Good suffered a cracked vertebrae and brain trauma, and was told by doctors that she may never fully recover. Fairchild, who suffered a broken back and head trauma was released from the hospital not long after the accident. She has had three cranial surgeries in the past six months along with back surgery.

Fairchild was originally told she may never walk again and it is a miracle that she is making progress today. She still  experiences head twitching occasionally and she is having trouble relearning simple things like brushing her teeth, or combing her hair.

Accidents like these are more likely to happen because parasailing remains an unregulated activity. According to the Parasailing safety council approximately ninety five  percent of all parasail fatalities result from the parasailors inability to escape or evacuate from a harness passenger support system following an unplanned water landing in high winds.

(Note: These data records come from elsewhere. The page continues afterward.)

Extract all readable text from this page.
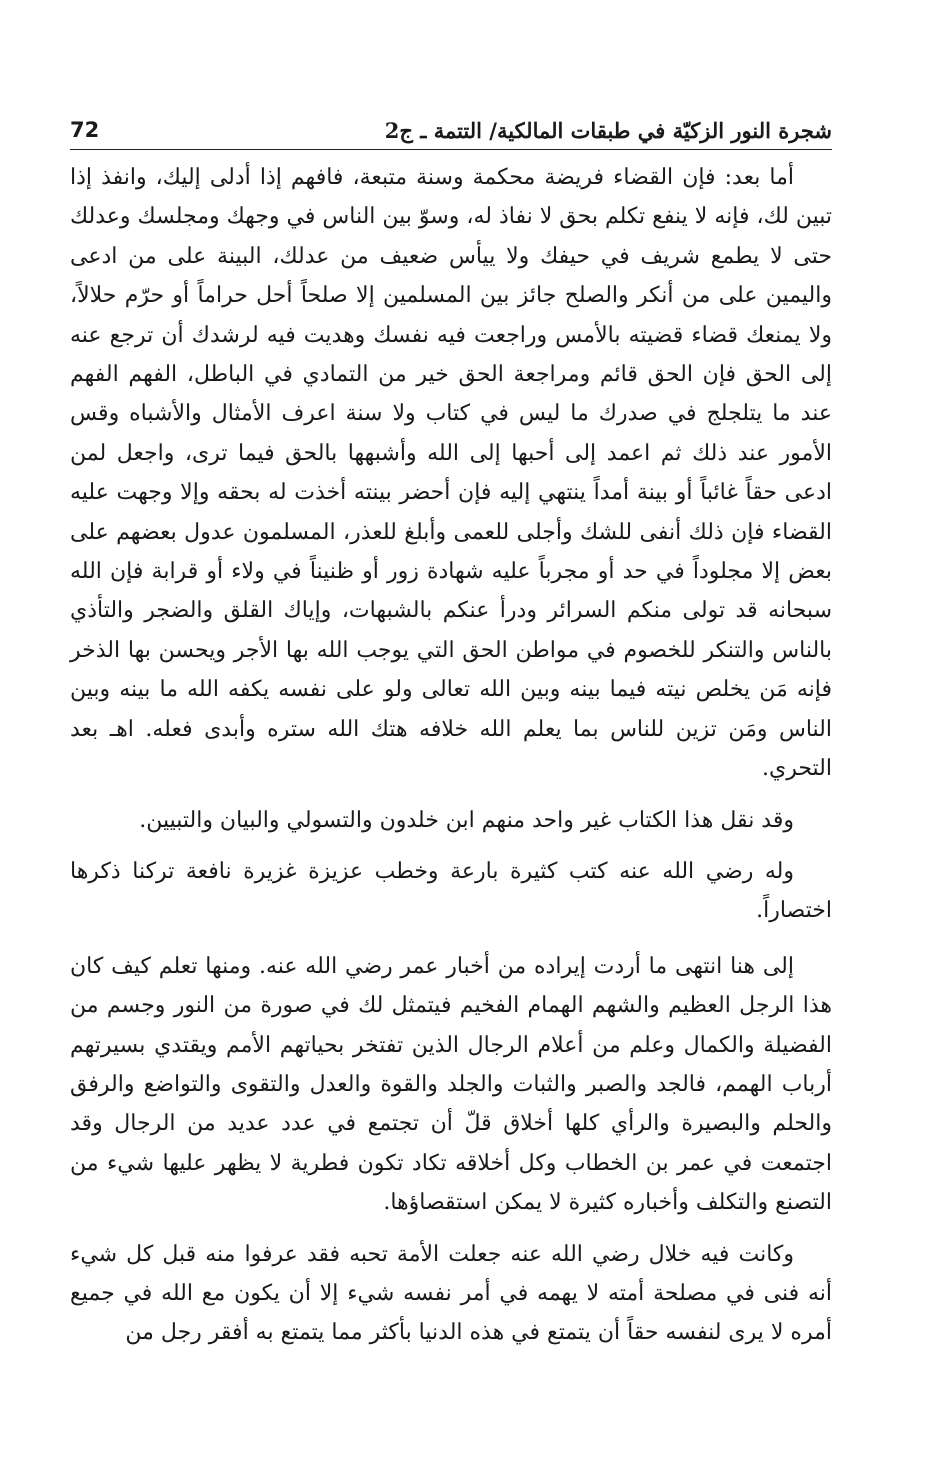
72	شجرة النور الزكيّة في طبقات المالكية/ التتمة ـ ج2

أما بعد: فإن القضاء فريضة محكمة وسنة متبعة، فافهم إذا أدلى إليك، وانفذ إذا تبين لك، فإنه لا ينفع تكلم بحق لا نفاذ له، وسوّ بين الناس في وجهك ومجلسك وعدلك حتى لا يطمع شريف في حيفك ولا ييأس ضعيف من عدلك، البينة على من ادعى واليمين على من أنكر والصلح جائز بين المسلمين إلا صلحاً أحل حراماً أو حرّم حلالاً، ولا يمنعك قضاء قضيته بالأمس وراجعت فيه نفسك وهديت فيه لرشدك أن ترجع عنه إلى الحق فإن الحق قائم ومراجعة الحق خير من التمادي في الباطل، الفهم الفهم عند ما يتلجلج في صدرك ما ليس في كتاب ولا سنة اعرف الأمثال والأشباه وقس الأمور عند ذلك ثم اعمد إلى أحبها إلى الله وأشبهها بالحق فيما ترى، واجعل لمن ادعى حقاً غائباً أو بينة أمداً ينتهي إليه فإن أحضر بينته أخذت له بحقه وإلا وجهت عليه القضاء فإن ذلك أنفى للشك وأجلى للعمى وأبلغ للعذر، المسلمون عدول بعضهم على بعض إلا مجلوداً في حد أو مجرباً عليه شهادة زور أو ظنيناً في ولاء أو قرابة فإن الله سبحانه قد تولى منكم السرائر ودرأ عنكم بالشبهات، وإياك القلق والضجر والتأذي بالناس والتنكر للخصوم في مواطن الحق التي يوجب الله بها الأجر ويحسن بها الذخر فإنه مَن يخلص نيته فيما بينه وبين الله تعالى ولو على نفسه يكفه الله ما بينه وبين الناس ومَن تزين للناس بما يعلم الله خلافه هتك الله ستره وأبدى فعله. اهـ بعد التحري.

وقد نقل هذا الكتاب غير واحد منهم ابن خلدون والتسولي والبيان والتبيين.

وله رضي الله عنه كتب كثيرة بارعة وخطب عزيزة غزيرة نافعة تركنا ذكرها اختصاراً.

إلى هنا انتهى ما أردت إيراده من أخبار عمر رضي الله عنه. ومنها تعلم كيف كان هذا الرجل العظيم والشهم الهمام الفخيم فيتمثل لك في صورة من النور وجسم من الفضيلة والكمال وعلم من أعلام الرجال الذين تفتخر بحياتهم الأمم ويقتدي بسيرتهم أرباب الهمم، فالجد والصبر والثبات والجلد والقوة والعدل والتقوى والتواضع والرفق والحلم والبصيرة والرأي كلها أخلاق قلّ أن تجتمع في عدد عديد من الرجال وقد اجتمعت في عمر بن الخطاب وكل أخلاقه تكاد تكون فطرية لا يظهر عليها شيء من التصنع والتكلف وأخباره كثيرة لا يمكن استقصاؤها.

وكانت فيه خلال رضي الله عنه جعلت الأمة تحبه فقد عرفوا منه قبل كل شيء أنه فنى في مصلحة أمته لا يهمه في أمر نفسه شيء إلا أن يكون مع الله في جميع أمره لا يرى لنفسه حقاً أن يتمتع في هذه الدنيا بأكثر مما يتمتع به أفقر رجل من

The chairman of the Parasail Safety Council, Mark McCulloh comments on the lack of regulations for the summer activity, and believes setting standards across the board is crucial in preventing more injuries and fatalities. He says on the Parasailing Safety Council website that steps that are being taken to begin to regulate parasailing, but it is a long road before all of the issues are completely resolved.

Some of these changes would include: limitations on parasail canopy size based on passenger support types; ie: body harness and/or Gondola, expanding penalty provision to include criminal charges against a Captain who is found willfully negligent in a parasail fatality, and mandating all parasail vessels be equipped with weather radar that delivers up-to-the-minute forecasts and storm alerts.

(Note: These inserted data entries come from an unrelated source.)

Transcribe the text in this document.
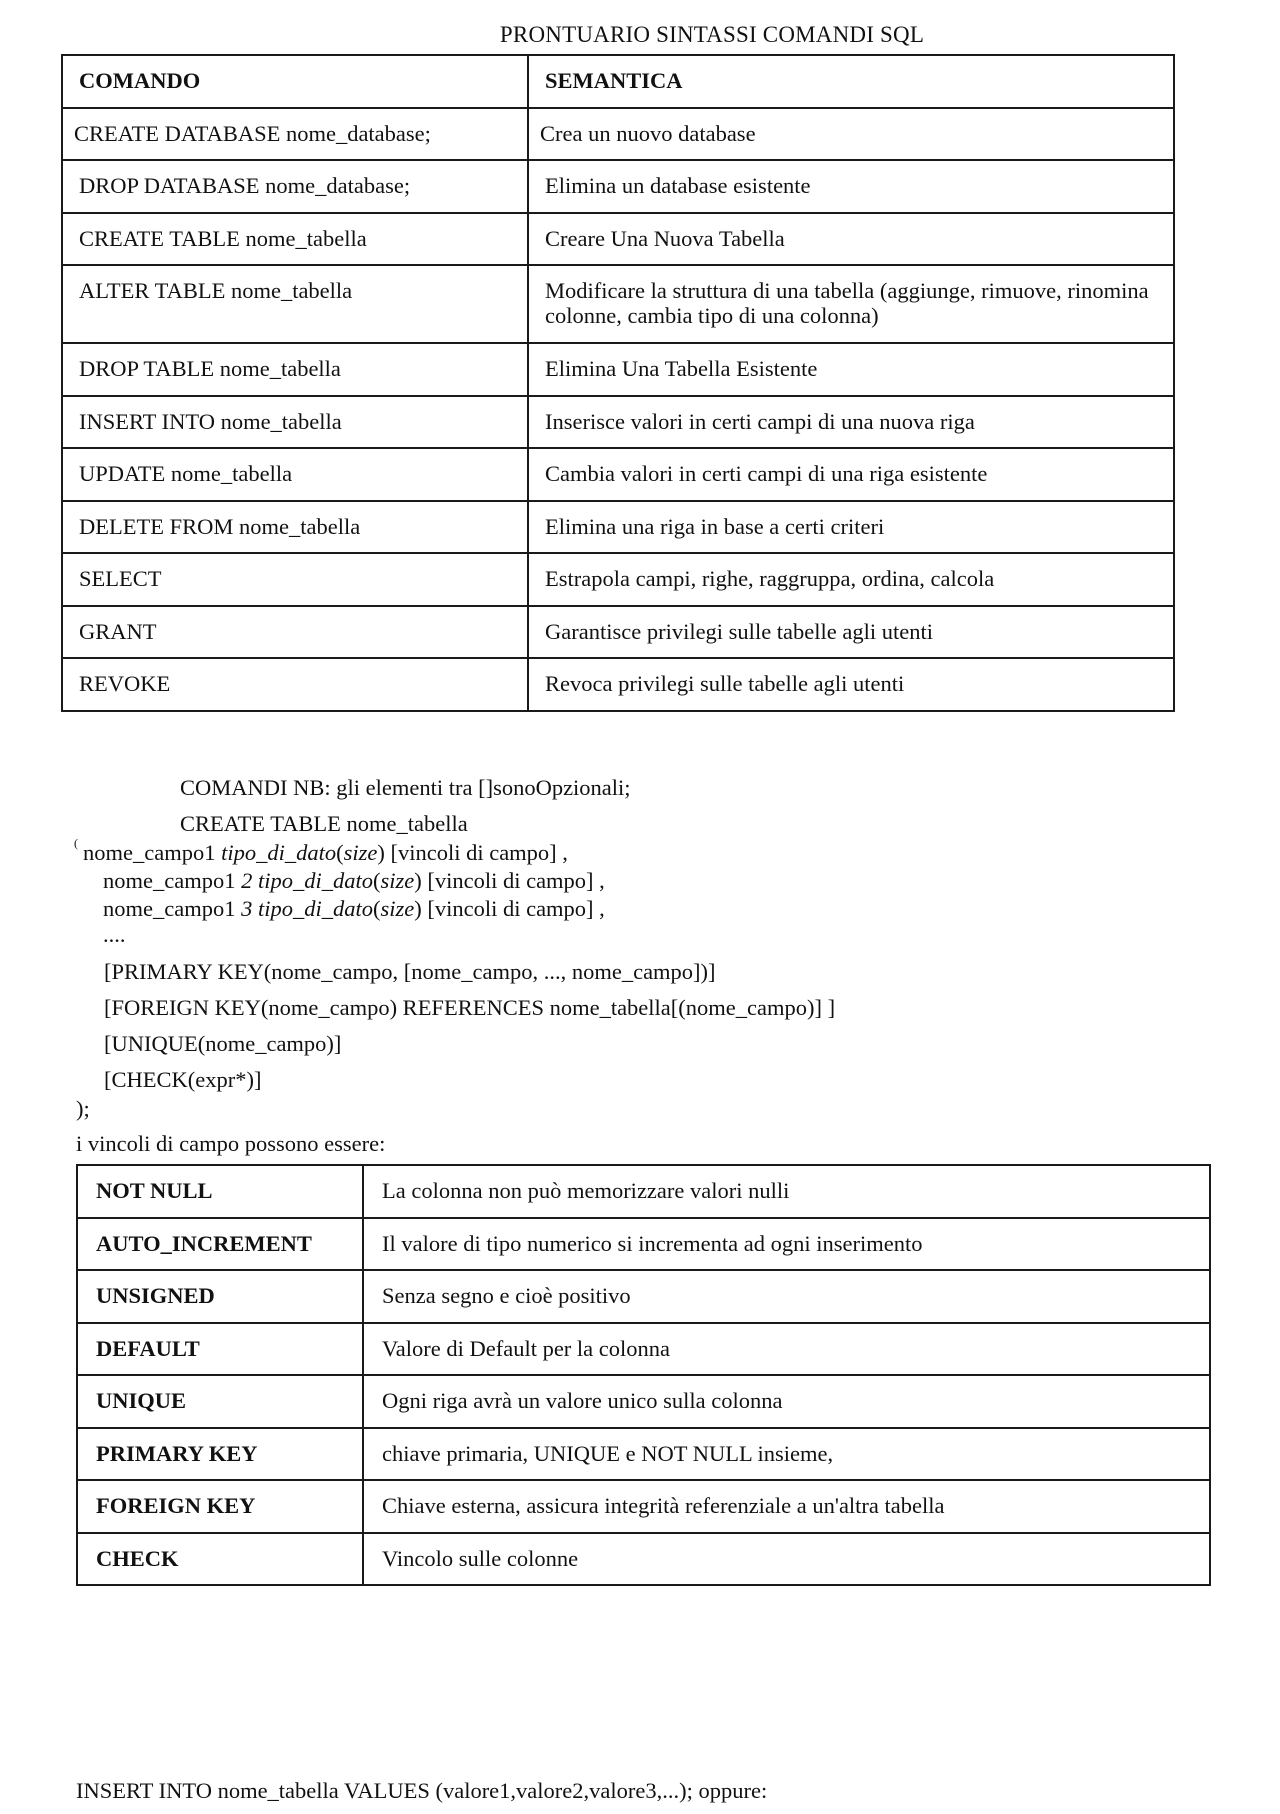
PRONTUARIO SINTASSI COMANDI SQL
COMANDO	SEMANTICA
CREATE DATABASE nome_database;	Crea un nuovo database
DROP DATABASE nome_database;	Elimina un database esistente
CREATE TABLE nome_tabella	Creare Una Nuova Tabella
ALTER TABLE nome_tabella	Modificare la struttura di una tabella (aggiunge, rimuove, rinomina colonne, cambia tipo di una colonna)
DROP TABLE nome_tabella	Elimina Una Tabella Esistente
INSERT INTO nome_tabella	Inserisce valori in certi campi di una nuova riga
UPDATE nome_tabella	Cambia valori in certi campi di una riga esistente
DELETE FROM nome_tabella	Elimina una riga in base a certi criteri
SELECT	Estrapola campi, righe, raggruppa, ordina, calcola
GRANT	Garantisce privilegi sulle tabelle agli utenti
REVOKE	Revoca privilegi sulle tabelle agli utenti
COMANDI NB: gli elementi tra []sonoOpzionali;
CREATE TABLE nome_tabella
( nome_campo1 tipo_di_dato(size) [vincoli di campo] ,
nome_campo1 2 tipo_di_dato(size) [vincoli di campo] ,
nome_campo1 3 tipo_di_dato(size) [vincoli di campo] ,
....
[PRIMARY KEY(nome_campo, [nome_campo, ..., nome_campo])]
[FOREIGN KEY(nome_campo) REFERENCES nome_tabella[(nome_campo)] ]
[UNIQUE(nome_campo)]
[CHECK(expr*)]
);
i vincoli di campo possono essere:
NOT NULL	La colonna non può memorizzare valori nulli
AUTO_INCREMENT	Il valore di tipo numerico si incrementa ad ogni inserimento
UNSIGNED	Senza segno e cioè positivo
DEFAULT	Valore di Default per la colonna
UNIQUE	Ogni riga avrà un valore unico sulla colonna
PRIMARY KEY	chiave primaria, UNIQUE e NOT NULL insieme,
FOREIGN KEY	Chiave esterna, assicura integrità referenziale a un'altra tabella
CHECK	Vincolo sulle colonne
INSERT INTO nome_tabella VALUES (valore1,valore2,valore3,...); oppure:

Similarly,  Gwen Margolis (Florida State Senator) is pushing for regulations that would include inspections of parasailing equipment, new rules that restrict rides during certain weather conditions, prohibiting rides in areas where there are fixed objects, like power lines and requiring operators to buy insurance.

While there aren’t any rules in place most operators are seemingly willing to follow safety regulations, including making sure ropes are replaced when they have been damaged from the sun and saltwater.

Alexis Fairchild’s parents sued the company that ran the outing, Aquatic Adventures, which is the largest parasailing fleet in the U.S. The company declined to comment on the pending litigation and the resort that held the activity expressed sympathy to the girls however they declined any further comment. Spring breakers need to take caution when getting into activities such as parasailing.

Although it is a common spring break activity, certain hazards present themselves because of the lack of regulations. Sadly for Good and Fairchild they may never recover to who they were before the tragic accident that they encountered last July.

Fun in the sun was all it was, until the two teenage girls saw their life flash before their eyes. The experience they dreamt of turned into a nightmare they would never forget. The two girls were enjoying the thrill of parasailing before their fun thrill ride turned into a battle between life and death.